Double-ended single-unit MPV number DR98008 is used by the Network Rail Asset Information department as a track geometry and video train. In the Manchester area the unit is allowed to operate permissively throughout all station areas, replacing a large number of walked inspections.

==Accidents and incidents==
- On 3 December 2006, an MPV ran away following a collision with a tree. Similar to the later October 2017 incident, debris activated the brake release mechanism on the MPV, but was exacerbated by the operator failing to set the hand brake before dismounting to inspect the MPV for damage.
- On 22 March 2016, an MPV ran away on the East Lancashire Railway and entered Manchester Metrolink tracks, where it was derailed on catch points.
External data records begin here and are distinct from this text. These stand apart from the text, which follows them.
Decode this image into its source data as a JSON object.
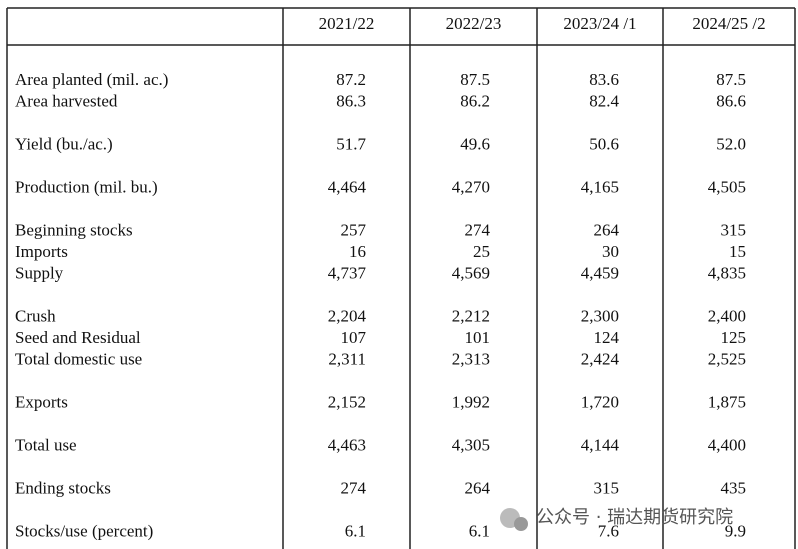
{
  "table": {
    "columns": [
      "2021/22",
      "2022/23",
      "2023/24 /1",
      "2024/25 /2"
    ],
    "groups": [
      [
        {
          "label": "Area planted (mil. ac.)",
          "values": [
            "87.2",
            "87.5",
            "83.6",
            "87.5"
          ]
        },
        {
          "label": "Area harvested",
          "values": [
            "86.3",
            "86.2",
            "82.4",
            "86.6"
          ]
        }
      ],
      [
        {
          "label": "Yield (bu./ac.)",
          "values": [
            "51.7",
            "49.6",
            "50.6",
            "52.0"
          ]
        }
      ],
      [
        {
          "label": "Production (mil. bu.)",
          "values": [
            "4,464",
            "4,270",
            "4,165",
            "4,505"
          ]
        }
      ],
      [
        {
          "label": "Beginning stocks",
          "values": [
            "257",
            "274",
            "264",
            "315"
          ]
        },
        {
          "label": "Imports",
          "values": [
            "16",
            "25",
            "30",
            "15"
          ]
        },
        {
          "label": "Supply",
          "values": [
            "4,737",
            "4,569",
            "4,459",
            "4,835"
          ]
        }
      ],
      [
        {
          "label": "Crush",
          "values": [
            "2,204",
            "2,212",
            "2,300",
            "2,400"
          ]
        },
        {
          "label": "Seed and Residual",
          "values": [
            "107",
            "101",
            "124",
            "125"
          ]
        },
        {
          "label": "Total domestic use",
          "values": [
            "2,311",
            "2,313",
            "2,424",
            "2,525"
          ]
        }
      ],
      [
        {
          "label": "Exports",
          "values": [
            "2,152",
            "1,992",
            "1,720",
            "1,875"
          ]
        }
      ],
      [
        {
          "label": "Total use",
          "values": [
            "4,463",
            "4,305",
            "4,144",
            "4,400"
          ]
        }
      ],
      [
        {
          "label": "Ending stocks",
          "values": [
            "274",
            "264",
            "315",
            "435"
          ]
        }
      ],
      [
        {
          "label": "Stocks/use (percent)",
          "values": [
            "6.1",
            "6.1",
            "7.6",
            "9.9"
          ]
        }
      ]
    ]
  },
  "watermark": "公众号 · 瑞达期货研究院"
}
- On 17 October 2017, an MPV performing leaf removal duties near Markinch, Fife collided with a tree across the line. The accident damaged the MPV's braking system, causing the train to run away for 4 mi. Two crew sustained slight injuries jumping from the train. The Rail Accident Investigation Branch released their report into the incident on 11 January 2018. The RAIB determined that debris from the tree strike activated a brake release mechanism on the MPV. The debris also separated all three brake hoses, which prevented the driver from reactivating the brakes.
- On 15 August 2021, an MPV collided at low speed with a rail grinder in the Thames Tunnel, part of High Speed 1.
- On 16 November 2023, MPV DR97012 collided with tamper DR73916, which was being coupled to MPV DR97011 at the time. One person was injured. The accident occurred on High Speed 1 near Strood, Kent.